The euro fell to its weakest level against the US dollar in more than two and a half years, reflecting recent strength in the greenback and the market’s concerns over economic fallout from the coronavirus outbreak.
The Europe-wide currency dropped as much as 0.4 per cent to $1.0877 on Wednesday to hit its lowest mark since May 2017. Worries over the spread of coronavirus have boosted the dollar, a haven for investors amid uncertainty over the global outlook.
The dollar index, which measures the greenback against a group of other currencies, was up 0.2 per cent — bringing its gains over the past month to 1.6 per cent. “The defining characteristic of the [dollar] in recent weeks has been its role as a safe haven,” Steve Englander, head of global G10 FX research and North America macro strategy at Standard Chartered, said.
He added that in a scenario where the coronavirus abates within a few months, “the US activity impact is likely to be more modest than the impact on Asia, especially if the disease impact is visibly receding within a month or so.” The euro’s slide also came after European Central Bank president Christine Lagarde defended stimulus measures aimed at boosting the region’s economy.
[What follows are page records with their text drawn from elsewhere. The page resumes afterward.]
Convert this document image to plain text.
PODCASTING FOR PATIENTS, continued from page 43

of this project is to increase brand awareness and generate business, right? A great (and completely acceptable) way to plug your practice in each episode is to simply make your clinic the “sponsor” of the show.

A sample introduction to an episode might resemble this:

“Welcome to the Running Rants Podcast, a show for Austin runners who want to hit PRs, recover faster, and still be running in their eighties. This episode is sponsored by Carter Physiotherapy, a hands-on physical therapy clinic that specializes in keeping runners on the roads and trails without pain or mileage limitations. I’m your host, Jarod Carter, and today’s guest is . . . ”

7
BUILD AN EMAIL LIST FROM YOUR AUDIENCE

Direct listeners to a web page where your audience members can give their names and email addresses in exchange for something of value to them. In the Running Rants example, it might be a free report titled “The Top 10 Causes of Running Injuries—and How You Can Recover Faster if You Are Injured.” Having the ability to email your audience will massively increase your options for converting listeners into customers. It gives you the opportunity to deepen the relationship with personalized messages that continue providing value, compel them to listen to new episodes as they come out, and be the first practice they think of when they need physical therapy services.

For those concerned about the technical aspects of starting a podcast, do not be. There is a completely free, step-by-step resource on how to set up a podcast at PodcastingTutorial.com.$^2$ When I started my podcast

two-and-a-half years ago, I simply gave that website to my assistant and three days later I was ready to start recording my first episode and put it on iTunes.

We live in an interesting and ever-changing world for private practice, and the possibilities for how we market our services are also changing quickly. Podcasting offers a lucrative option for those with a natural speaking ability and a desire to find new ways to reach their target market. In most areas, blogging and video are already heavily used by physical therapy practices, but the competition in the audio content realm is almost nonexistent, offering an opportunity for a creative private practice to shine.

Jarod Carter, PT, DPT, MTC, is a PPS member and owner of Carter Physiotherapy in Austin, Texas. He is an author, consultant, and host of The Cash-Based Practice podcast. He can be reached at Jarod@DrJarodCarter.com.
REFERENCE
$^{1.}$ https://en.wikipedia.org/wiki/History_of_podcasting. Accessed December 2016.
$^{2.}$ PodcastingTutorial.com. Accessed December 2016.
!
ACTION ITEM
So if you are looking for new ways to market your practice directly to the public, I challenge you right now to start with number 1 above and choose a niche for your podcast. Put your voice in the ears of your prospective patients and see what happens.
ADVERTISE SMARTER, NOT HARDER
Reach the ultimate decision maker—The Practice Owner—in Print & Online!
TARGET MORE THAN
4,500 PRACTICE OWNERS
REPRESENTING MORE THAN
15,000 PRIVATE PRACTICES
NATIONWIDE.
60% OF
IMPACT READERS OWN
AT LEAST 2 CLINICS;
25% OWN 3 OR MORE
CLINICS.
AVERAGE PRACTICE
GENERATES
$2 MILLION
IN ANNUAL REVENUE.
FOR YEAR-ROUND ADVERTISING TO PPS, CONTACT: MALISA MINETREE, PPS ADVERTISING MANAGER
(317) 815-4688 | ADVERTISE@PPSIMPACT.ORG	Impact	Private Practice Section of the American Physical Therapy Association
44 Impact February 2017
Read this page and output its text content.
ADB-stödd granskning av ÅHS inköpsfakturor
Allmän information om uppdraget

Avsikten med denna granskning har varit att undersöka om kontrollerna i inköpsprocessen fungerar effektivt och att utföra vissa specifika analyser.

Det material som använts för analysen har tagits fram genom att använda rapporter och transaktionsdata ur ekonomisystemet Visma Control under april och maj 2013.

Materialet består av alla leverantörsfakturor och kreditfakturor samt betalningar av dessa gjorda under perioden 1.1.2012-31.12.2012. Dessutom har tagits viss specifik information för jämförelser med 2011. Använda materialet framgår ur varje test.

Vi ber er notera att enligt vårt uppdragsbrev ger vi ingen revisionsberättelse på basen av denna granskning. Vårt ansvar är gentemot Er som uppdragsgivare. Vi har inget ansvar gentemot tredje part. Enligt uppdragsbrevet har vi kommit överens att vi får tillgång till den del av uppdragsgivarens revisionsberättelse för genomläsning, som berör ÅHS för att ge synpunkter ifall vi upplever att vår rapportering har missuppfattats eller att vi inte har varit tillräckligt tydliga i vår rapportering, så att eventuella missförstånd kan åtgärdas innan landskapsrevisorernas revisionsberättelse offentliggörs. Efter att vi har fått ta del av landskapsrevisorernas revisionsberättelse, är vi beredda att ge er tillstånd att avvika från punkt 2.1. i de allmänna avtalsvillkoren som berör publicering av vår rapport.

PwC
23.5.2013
Investors are waiting to see if policymakers choose to cut rates further this year in response to economic pressure from coronavirus. “The main impact of coronavirus for Europe is growth,” Mr Englander said. “The euro area started the year with low growth and an ECB largely out of policy options. The hope was that . . . fiscal expansion would begin.
However, the negative growth shock has reduced this hope.” The euro has shed 2.3 per cent of its value in the last month. Sterling has edged 0.2 per cent lower during the same period but was up 0.1 per cent on Wednesday.